When Wojtek gave his idea to his apprentice, she took it eagerly and made it into their great project. The shed would not just be lined; it would be lined with wonderful wood paneling on the walls and the ceiling. Jozefa had seen such paneling in a rich mountain house she had visited and now, if she were to have her own room, this is what she wanted.
Wojtek bought some beautiful cedar panels and he and his apprentice worked many hours sanding and oiling the wood, carefully fitting it together and then nailing it to the framing on the walls and ceiling of the shed. They talked about tools and measurements, oils, grades of sandpaper and types of putty. They filled hundreds of tiny nail head holes with putty and then stained the putty to match the wood.
It wasn’t just a room, a beloved toolshed converted, a gift; it was a graduation masterpiece.
Jozefa painted a huge female symbol on the outside of the door to her room and pinned a print of Picasso’s Les Demoiselles d’Avignon on the back of it.
It was her perfect room. She could lie in bed and look up at the wonderfully warm wood of the ceiling or sit at her desk under her one window and see the family vegetable garden, neat and aromatic, filling the back yard.
On the second night she slept in her room Wojtek stood on the back step of the house and watched her walk down the pathway towards it.

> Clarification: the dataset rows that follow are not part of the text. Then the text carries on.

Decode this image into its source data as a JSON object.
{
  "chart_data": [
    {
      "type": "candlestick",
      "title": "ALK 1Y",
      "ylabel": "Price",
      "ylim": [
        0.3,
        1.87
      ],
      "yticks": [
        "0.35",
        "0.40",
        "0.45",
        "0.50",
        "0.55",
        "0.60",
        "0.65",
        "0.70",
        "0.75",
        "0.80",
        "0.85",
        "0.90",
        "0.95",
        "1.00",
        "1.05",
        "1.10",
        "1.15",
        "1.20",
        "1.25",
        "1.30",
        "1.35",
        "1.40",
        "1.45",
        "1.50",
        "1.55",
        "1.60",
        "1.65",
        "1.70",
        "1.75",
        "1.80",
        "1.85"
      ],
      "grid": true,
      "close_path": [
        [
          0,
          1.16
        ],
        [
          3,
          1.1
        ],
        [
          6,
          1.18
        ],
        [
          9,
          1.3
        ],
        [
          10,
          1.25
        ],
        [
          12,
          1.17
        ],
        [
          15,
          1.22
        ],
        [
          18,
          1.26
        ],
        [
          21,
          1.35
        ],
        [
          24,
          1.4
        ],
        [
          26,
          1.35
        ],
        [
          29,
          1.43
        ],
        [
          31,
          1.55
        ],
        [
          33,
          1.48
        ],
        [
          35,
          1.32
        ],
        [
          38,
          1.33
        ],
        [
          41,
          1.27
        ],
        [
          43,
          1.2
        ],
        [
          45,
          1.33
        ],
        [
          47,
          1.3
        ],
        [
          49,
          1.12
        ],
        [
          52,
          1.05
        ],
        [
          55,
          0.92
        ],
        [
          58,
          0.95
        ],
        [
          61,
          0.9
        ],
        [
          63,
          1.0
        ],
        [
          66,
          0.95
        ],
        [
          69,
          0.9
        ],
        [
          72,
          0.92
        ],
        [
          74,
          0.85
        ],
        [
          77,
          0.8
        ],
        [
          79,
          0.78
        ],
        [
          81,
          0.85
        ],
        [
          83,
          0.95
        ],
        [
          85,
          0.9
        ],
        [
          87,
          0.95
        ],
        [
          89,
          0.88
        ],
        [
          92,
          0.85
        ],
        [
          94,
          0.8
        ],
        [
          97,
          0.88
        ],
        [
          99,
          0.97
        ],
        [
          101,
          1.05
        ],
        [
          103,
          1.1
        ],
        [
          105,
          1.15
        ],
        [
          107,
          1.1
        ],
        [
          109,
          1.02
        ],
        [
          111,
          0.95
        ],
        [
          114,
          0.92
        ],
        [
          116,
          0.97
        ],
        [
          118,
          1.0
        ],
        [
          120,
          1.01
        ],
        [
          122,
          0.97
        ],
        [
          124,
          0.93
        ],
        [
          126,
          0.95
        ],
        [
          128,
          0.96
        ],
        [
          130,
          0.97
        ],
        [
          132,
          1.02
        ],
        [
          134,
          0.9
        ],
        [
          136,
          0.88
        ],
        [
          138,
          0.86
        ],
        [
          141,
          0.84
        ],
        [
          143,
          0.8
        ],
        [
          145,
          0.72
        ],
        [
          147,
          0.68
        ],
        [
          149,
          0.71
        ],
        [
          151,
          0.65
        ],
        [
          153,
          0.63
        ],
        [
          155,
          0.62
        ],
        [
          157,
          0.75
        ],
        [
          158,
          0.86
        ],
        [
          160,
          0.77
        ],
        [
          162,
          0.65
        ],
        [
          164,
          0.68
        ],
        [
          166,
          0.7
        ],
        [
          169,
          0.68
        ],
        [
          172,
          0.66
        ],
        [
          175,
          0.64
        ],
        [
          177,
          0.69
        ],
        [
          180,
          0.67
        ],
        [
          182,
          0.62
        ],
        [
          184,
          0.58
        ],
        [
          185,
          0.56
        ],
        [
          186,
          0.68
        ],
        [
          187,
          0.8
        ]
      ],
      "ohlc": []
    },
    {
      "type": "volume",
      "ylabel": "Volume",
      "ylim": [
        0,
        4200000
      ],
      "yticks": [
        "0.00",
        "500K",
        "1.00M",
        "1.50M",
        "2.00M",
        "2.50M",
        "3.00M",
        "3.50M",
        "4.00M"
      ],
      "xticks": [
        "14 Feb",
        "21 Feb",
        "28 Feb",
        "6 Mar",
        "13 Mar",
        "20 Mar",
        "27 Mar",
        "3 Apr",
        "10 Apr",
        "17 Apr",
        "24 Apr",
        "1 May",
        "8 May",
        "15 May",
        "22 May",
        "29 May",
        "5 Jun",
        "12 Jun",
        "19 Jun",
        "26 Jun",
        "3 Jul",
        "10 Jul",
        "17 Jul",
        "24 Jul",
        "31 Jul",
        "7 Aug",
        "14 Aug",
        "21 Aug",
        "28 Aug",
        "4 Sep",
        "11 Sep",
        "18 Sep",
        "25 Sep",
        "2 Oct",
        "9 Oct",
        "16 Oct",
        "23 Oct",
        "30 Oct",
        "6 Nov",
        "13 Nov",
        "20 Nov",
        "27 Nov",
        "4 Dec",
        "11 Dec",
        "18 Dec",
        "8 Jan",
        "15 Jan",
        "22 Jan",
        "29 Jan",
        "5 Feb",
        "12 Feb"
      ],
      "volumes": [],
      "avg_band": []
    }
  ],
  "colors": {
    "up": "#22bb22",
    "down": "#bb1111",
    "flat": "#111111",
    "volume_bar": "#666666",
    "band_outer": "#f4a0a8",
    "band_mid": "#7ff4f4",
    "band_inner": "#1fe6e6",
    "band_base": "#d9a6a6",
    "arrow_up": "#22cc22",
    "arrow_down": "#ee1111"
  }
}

The moon was bright and new. Pink and red stripes on Jozefa’s flannelette pajamas shone into purple and lilac beams dancing together as she walked away. The light came on in her room and her door closed.
Wojtek stood there for a while. Then he sighed long and low, and went back inside.
This work is licensed under a Creative Commons Attribution-NonCommercial-NoDerivatives 4.0 International License.
I have fond memories of good old Nissan Huts, Maralyn. I think you captured the feel of the migrant hostels SO well. Loved the characters and all the little historical details, too 🙂
Glad you liked it Irene. Thank you. (I was fascinated by the detail.) Jozefa is a real person. She is a very impressive woman with many stories. I particularly wanted to show her as a child.